L'accompagnement du secteur du livre par l'IFCIC devrait en outre se renforcer mécaniquement au cours des prochains mois, dans la mesure où les tensions actuelles sur la trésorerie des librairies accroissent leurs besoins de financement. L'IFCIC a déjà indiqué au rapporteur spécial participer à des travaux avec le syndicat national de la librairie « afin d'évoquer les pistes de mesures structurelles pouvant être mises en oeuvre par ces librairies pour regagner des points de marges nécessaires au correct remboursement » des dettes des librairies, afin de limiter les cas de défaillances.

2. Le soutien aux professionnels du secteur du livre, une répartition confuse entre le CNL et le ministère

Parmi les aides aux structures, le CNL et le ministère versent un certain nombre de subventions à des structures et associations représentatives du secteur, qui peuvent à leur tour redistribuer une part de ces financements sous forme d'aides.

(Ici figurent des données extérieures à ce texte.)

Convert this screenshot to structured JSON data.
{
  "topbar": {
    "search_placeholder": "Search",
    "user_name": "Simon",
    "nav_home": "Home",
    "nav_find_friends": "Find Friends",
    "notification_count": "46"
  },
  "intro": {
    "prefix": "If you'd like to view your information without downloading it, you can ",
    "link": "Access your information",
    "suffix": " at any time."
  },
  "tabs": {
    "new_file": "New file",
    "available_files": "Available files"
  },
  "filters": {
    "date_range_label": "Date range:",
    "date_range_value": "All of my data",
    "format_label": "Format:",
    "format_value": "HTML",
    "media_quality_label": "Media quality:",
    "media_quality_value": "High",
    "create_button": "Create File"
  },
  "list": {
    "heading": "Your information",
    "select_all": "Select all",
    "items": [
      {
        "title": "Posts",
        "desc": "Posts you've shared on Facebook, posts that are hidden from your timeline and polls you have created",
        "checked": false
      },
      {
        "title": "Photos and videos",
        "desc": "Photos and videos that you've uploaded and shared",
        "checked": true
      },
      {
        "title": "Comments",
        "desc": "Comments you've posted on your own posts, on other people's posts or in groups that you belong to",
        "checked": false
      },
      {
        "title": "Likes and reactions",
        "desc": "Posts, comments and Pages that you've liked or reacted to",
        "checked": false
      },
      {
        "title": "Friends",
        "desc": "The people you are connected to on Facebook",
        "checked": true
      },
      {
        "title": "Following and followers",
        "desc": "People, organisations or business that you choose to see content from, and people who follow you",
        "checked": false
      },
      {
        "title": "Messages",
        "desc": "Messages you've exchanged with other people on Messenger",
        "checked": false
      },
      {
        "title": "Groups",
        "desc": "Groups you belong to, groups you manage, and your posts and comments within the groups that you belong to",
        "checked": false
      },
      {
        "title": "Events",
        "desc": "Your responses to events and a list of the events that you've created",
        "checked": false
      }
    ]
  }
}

Certaines de ces associations assurent pour le compte du ministère ou du CNL des missions d'intérêt général. Ainsi, la société des gens de lettres (SGDL) assure par convention avec le CNL diverses actions d'accompagnement social et juridique des auteurs.

La société des gens de lettres

La Société des Gens de Lettres est une association loi 1901, reconnue d'utilité publique depuis 1892.

Son budget annuel s'élève à 1,6 million d'euros, dont 10 % de subvention du CNL. Ces financements sont accordés au titre des missions d'intérêt général de la SGDL : défense du droit d'auteur ; conseil juridique et assistance sociale aux auteurs en difficulté ; organisation de formations professionnelles à destination des auteurs. Sur la subvention du CNL, 25.000 euros sont chaque année affectés au budget de la commission d'aide sociale aux auteurs en difficulté.

La SGDL a également géré le dispositif d'urgence aux auteurs en difficulté pendant la crise sanitaire. Le CNL justifiait cette délégation par la connaissance des auteurs de la SGDL. Il peut toutefois être interrogé.

La SGDL occupe également un bâtiment public, l'Hôtel de Massa, mis à la disposition de la société dans le cadre d'un bail emphytéotique depuis 1927. La SGDL tire environ 150 000 euros par an de ressources de l'occupation du bâtiment, affectée à son entretien et à sa rénovation. Un compte rendu annuel de gestion est produit et adressé à la DRFIP et à la DRAC Ile-de-France, qui justifie de l'ensemble des dépenses engagées au titre de l'entretien du bâtiment et des recettes tirées de son exploitation. Si les recettes dépassent les dépenses, le solde est reversé chaque année à la DGFIP.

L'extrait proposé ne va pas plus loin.